Pardo de Leon
Published September 14, 2020
"Paint like you were a student" was the advice given her by Roberto Chabet, a mentor, friend, and collaborator to many Philippine contemporary artists. Not to be misconstrued as an amateurish and nonchalant attitude toward working, this encouragement means the acceptance of self-doubt of one's in order to achieve greater discoveries. In a sense, it protects one being trapped in a slavish quest towards a distinct style, dangerously close to a marketing gimmick, or narrowed down only to artistic purposes of self-expression.
This is somehow echoed in the simplicity and openendedness of Pardo de Leon's attitude towards painting, stating at one point that what she does is really no different from landscape painting. Trimming all that's unecessary, what's left is the vibration of thousands of adjacent marks on a large canvas, the evidence of time and deep work.
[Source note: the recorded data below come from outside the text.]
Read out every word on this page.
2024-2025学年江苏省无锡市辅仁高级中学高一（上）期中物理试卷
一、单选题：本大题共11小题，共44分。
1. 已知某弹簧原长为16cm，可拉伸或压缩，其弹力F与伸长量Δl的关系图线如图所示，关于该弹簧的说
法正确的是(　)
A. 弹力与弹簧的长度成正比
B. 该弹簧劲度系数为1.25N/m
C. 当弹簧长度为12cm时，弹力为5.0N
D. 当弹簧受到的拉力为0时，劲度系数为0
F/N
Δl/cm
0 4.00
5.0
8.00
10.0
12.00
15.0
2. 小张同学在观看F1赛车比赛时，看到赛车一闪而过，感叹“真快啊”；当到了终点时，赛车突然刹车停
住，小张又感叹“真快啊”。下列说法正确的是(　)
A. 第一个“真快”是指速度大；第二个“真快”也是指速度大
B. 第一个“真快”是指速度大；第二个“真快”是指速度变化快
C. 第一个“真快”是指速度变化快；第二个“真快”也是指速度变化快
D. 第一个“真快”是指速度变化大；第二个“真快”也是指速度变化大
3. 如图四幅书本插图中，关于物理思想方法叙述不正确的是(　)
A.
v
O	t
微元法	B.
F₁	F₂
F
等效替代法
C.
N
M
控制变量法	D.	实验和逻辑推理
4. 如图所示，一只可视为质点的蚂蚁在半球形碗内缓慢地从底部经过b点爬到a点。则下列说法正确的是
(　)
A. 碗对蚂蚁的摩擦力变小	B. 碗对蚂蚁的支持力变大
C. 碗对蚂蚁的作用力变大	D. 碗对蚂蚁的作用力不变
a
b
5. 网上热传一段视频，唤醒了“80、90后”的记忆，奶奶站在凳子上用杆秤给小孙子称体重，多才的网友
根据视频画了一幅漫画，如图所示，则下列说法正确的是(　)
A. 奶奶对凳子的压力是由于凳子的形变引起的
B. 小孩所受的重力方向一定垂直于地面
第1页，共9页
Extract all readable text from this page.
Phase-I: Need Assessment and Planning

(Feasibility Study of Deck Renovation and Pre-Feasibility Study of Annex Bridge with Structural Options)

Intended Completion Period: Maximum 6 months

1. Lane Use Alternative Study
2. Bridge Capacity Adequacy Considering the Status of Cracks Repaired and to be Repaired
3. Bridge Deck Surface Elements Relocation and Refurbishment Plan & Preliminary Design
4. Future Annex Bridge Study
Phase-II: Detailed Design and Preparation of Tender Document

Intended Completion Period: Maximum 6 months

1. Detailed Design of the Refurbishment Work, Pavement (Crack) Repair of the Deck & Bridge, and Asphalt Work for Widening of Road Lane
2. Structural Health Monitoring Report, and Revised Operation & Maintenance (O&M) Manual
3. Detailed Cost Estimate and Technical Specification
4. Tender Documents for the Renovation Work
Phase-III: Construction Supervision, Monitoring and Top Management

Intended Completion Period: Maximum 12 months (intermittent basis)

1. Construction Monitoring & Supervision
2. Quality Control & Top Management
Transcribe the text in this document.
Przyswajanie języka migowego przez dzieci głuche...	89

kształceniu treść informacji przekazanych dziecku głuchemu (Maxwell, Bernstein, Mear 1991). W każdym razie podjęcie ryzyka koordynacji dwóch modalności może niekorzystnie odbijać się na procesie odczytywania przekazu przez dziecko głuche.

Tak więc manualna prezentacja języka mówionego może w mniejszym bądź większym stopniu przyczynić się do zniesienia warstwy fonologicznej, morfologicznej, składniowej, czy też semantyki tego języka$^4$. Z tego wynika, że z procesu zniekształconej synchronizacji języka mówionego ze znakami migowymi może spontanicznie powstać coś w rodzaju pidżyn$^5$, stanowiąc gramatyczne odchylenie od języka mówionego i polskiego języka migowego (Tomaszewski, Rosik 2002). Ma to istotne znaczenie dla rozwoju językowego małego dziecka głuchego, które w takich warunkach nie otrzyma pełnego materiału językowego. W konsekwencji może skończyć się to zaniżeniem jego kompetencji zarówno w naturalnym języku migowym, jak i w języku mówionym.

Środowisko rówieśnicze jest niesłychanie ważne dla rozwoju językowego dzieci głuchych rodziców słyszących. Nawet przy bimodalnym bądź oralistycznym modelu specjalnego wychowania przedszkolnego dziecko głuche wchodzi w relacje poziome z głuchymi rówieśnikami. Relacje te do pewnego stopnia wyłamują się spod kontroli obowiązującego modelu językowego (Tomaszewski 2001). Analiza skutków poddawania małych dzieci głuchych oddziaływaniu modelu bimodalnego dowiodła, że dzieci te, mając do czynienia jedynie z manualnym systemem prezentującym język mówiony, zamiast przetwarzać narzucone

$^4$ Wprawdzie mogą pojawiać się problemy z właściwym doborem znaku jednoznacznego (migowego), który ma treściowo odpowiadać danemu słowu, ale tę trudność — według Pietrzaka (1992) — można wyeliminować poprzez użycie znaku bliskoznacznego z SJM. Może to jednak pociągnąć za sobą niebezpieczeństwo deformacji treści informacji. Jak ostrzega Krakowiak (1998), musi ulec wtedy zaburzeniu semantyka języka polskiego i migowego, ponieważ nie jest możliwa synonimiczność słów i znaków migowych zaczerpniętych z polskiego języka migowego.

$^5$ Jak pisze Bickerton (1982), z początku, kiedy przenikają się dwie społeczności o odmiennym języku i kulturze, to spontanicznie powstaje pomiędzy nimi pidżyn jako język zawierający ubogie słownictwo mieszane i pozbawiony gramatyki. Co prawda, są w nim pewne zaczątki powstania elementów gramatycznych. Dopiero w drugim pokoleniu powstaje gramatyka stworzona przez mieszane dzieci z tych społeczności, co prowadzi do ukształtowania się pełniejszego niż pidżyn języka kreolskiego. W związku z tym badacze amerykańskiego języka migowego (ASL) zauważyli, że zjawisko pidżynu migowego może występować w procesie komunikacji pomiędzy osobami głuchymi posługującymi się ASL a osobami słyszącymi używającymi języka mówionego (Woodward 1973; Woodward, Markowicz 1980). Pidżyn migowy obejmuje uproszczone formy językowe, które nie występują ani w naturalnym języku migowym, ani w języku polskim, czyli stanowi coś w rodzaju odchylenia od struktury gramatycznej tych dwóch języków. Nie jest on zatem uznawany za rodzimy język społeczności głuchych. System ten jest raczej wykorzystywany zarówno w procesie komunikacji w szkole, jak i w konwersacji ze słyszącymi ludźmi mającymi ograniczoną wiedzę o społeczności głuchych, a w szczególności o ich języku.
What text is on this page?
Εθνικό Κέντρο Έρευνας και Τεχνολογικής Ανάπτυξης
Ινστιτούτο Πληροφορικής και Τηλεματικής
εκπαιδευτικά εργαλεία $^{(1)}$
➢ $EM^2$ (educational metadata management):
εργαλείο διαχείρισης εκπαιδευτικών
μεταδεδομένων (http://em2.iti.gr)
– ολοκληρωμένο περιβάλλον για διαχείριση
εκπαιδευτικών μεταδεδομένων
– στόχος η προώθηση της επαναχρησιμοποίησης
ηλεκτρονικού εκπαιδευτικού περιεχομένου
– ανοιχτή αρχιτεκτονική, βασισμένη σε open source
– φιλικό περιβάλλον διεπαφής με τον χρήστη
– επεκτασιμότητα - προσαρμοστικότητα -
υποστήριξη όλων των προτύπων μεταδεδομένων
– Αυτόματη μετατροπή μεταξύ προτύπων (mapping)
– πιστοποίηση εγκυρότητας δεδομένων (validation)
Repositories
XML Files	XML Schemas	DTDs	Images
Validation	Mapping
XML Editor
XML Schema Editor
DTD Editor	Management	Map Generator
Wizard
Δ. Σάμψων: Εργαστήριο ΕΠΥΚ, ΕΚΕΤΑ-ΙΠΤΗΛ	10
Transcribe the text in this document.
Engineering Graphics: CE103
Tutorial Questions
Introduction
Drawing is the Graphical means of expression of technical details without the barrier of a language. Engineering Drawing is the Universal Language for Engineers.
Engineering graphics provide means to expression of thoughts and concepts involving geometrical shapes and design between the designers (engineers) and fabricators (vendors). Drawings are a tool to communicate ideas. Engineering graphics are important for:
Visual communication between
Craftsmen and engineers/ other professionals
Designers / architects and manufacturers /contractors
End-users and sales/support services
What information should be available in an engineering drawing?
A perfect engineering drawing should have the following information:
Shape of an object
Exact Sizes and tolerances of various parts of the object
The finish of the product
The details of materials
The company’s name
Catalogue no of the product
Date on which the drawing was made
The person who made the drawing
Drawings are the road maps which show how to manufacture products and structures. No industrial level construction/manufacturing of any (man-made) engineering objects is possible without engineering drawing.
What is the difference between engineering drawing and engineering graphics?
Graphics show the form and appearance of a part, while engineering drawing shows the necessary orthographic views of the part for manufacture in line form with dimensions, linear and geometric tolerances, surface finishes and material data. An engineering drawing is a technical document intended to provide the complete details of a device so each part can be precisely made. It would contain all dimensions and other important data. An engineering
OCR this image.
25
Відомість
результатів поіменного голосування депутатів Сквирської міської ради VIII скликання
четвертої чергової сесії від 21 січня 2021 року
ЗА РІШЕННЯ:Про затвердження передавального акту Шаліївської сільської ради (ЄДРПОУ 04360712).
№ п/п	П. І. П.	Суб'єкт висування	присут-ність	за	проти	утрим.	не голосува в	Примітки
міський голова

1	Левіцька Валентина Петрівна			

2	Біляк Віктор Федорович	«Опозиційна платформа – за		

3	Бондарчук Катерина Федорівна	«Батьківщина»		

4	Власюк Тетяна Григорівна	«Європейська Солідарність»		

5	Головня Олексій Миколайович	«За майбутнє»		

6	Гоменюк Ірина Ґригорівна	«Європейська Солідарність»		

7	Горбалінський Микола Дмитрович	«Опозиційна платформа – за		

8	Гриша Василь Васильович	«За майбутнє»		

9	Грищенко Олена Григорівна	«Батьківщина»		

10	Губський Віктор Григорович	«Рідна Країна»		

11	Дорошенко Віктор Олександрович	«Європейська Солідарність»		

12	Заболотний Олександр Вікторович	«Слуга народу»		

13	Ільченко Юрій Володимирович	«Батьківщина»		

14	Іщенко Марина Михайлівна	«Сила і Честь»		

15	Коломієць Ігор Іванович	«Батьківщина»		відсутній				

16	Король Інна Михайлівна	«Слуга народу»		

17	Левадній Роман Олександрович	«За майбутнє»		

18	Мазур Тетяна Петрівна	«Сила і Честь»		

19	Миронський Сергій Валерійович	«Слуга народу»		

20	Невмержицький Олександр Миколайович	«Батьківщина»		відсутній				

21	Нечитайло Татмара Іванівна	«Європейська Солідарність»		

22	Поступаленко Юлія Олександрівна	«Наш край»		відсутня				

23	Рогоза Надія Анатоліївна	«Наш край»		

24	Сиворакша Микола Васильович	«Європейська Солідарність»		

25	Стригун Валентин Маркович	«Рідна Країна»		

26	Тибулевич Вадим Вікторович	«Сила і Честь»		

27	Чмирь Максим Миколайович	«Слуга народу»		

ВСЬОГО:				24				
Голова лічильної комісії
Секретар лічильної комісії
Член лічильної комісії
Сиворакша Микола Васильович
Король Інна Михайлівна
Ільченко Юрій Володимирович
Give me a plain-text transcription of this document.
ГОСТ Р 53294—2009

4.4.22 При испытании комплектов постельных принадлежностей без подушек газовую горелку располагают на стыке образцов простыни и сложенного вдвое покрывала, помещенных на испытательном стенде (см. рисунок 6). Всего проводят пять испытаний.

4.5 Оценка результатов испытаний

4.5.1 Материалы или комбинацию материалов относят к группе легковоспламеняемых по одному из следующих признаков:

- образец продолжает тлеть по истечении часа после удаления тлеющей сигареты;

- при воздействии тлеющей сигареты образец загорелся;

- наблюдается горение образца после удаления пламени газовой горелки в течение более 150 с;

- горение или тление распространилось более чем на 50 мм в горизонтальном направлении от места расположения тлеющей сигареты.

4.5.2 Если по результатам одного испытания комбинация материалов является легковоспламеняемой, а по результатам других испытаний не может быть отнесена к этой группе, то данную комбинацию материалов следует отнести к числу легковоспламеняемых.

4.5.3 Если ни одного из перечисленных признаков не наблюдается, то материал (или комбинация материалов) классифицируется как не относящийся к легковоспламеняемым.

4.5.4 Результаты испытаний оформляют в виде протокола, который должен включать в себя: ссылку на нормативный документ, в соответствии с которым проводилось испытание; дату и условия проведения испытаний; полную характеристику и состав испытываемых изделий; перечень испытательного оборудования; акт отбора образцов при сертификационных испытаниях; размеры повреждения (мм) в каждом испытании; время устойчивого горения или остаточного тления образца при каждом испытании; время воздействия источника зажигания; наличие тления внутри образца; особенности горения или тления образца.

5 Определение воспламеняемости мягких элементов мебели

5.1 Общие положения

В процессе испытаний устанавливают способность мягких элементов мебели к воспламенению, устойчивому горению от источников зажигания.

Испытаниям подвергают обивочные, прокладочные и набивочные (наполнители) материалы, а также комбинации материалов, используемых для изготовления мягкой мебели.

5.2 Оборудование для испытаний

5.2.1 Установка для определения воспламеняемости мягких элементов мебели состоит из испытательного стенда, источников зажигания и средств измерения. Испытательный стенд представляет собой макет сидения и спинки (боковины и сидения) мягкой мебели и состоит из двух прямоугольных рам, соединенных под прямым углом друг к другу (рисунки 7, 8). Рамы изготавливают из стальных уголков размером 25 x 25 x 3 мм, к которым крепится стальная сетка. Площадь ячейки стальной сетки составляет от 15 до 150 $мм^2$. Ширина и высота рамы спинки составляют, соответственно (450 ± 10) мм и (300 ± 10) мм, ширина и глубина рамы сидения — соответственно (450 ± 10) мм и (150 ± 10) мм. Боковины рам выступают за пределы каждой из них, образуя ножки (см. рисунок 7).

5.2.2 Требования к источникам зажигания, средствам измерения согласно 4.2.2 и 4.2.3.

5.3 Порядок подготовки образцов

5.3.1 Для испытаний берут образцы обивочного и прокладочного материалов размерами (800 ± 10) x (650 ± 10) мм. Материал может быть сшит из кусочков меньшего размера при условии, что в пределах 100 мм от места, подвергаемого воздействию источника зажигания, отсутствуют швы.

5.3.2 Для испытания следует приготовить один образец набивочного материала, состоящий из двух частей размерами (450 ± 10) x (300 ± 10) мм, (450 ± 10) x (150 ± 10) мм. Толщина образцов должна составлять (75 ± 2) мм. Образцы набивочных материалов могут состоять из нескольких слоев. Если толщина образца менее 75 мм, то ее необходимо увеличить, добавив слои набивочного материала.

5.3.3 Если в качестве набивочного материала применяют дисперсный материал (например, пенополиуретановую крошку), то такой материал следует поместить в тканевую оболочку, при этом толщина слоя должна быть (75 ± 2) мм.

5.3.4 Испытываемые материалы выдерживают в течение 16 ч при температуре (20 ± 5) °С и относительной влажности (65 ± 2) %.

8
This leaves painting open to something more akin to a research table with its journals (the ultimate place of contemplation). De Leon's paintings are allow her to contend with concepts, beliefs, history, and other items of curiosity. Ancient flying machines, labyrinths, the phases of the sun, gods and phantoms, Titian, Chabet's collages -- worked through pictorially with devices like juxtaposition and cropping, often producing suprising ambiguities.
Pardo de Leon was a recipient of the CCP Thirteen Artists Award in 1988. In 1999, She participated in a studio residency grant of the Italian-Swedish Cultural Foundation in Venice, for which she was awarded best show of the year by the state council. She has had numerous solo and group exhibitions at various galleries and museums.